Designing Performance-Based Incentives

  1. Encouraging Rapid Expansion of R&D Teams: Funded firms should be required to increase R&D personnel by at least 50% within a year to qualify for successive tranches. Firms expanding by less than one-third should be excluded from further rounds.
  2. Promoting Investment in Intermediate TRL Zones: Firms should deepen their innovation by investing in TRL 4-6 levels, bridging academic research (TRL 1-3) and product development (TRL 7-9). This “deepening” will foster proof-of-concept development for future innovations.
  3. Need for Transparent Metrics: To ensure effectiveness, objective TRL-based evaluation metrics must be developed. This would keep firms accountable and aligned with the scheme’s goals of fostering deeper R&D.

Way forward

  1. Setting a National Benchmark: India currently has no firm matching global leaders in both R&D intensity and volume.
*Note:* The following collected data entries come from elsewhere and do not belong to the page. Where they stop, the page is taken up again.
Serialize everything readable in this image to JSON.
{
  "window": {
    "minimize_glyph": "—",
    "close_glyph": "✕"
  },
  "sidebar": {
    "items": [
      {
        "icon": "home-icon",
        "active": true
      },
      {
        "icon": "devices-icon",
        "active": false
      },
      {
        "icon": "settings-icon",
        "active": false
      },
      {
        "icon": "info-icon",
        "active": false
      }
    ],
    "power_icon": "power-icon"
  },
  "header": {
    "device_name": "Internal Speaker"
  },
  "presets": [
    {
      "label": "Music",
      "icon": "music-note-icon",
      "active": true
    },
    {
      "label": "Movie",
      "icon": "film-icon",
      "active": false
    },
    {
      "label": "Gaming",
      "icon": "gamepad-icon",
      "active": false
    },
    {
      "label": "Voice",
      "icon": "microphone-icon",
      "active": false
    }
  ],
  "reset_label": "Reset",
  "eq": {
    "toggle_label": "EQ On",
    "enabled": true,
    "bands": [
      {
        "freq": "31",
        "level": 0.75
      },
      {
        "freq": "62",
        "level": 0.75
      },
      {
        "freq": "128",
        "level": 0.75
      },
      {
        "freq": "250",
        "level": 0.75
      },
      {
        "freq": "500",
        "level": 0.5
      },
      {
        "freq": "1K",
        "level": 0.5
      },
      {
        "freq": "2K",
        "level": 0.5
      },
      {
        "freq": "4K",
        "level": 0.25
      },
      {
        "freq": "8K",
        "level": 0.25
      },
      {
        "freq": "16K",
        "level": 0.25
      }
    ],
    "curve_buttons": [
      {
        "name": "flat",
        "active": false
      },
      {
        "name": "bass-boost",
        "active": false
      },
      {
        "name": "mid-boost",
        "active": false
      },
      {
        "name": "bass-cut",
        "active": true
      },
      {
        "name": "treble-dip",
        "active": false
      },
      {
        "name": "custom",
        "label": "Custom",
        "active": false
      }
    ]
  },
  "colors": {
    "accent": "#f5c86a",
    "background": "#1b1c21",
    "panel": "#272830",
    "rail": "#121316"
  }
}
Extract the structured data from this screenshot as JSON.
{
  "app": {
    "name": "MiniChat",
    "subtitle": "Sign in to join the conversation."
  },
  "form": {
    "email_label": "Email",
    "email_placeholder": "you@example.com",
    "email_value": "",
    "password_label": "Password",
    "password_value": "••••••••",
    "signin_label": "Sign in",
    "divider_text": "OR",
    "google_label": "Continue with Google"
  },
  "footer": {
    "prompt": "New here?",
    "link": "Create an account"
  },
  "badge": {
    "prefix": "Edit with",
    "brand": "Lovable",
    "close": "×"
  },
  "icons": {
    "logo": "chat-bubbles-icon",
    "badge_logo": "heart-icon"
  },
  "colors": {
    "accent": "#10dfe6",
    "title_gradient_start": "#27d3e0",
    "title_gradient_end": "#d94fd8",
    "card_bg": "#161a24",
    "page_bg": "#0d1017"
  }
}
In five years, over 100 Indian firms should meet these benchmarks, demonstrating scalable innovation excellence.
  2. Creating Role Models for Wider Transformation: These leading firms will serve as examples for others, gradually transforming the Indian industrial landscape into a robust, innovation-driven economy.

Question for practice:

Examine how the recently approved RDI Scheme can transform India’s industrial innovation ecosystem and what challenges need to be addressed for its successful implementation.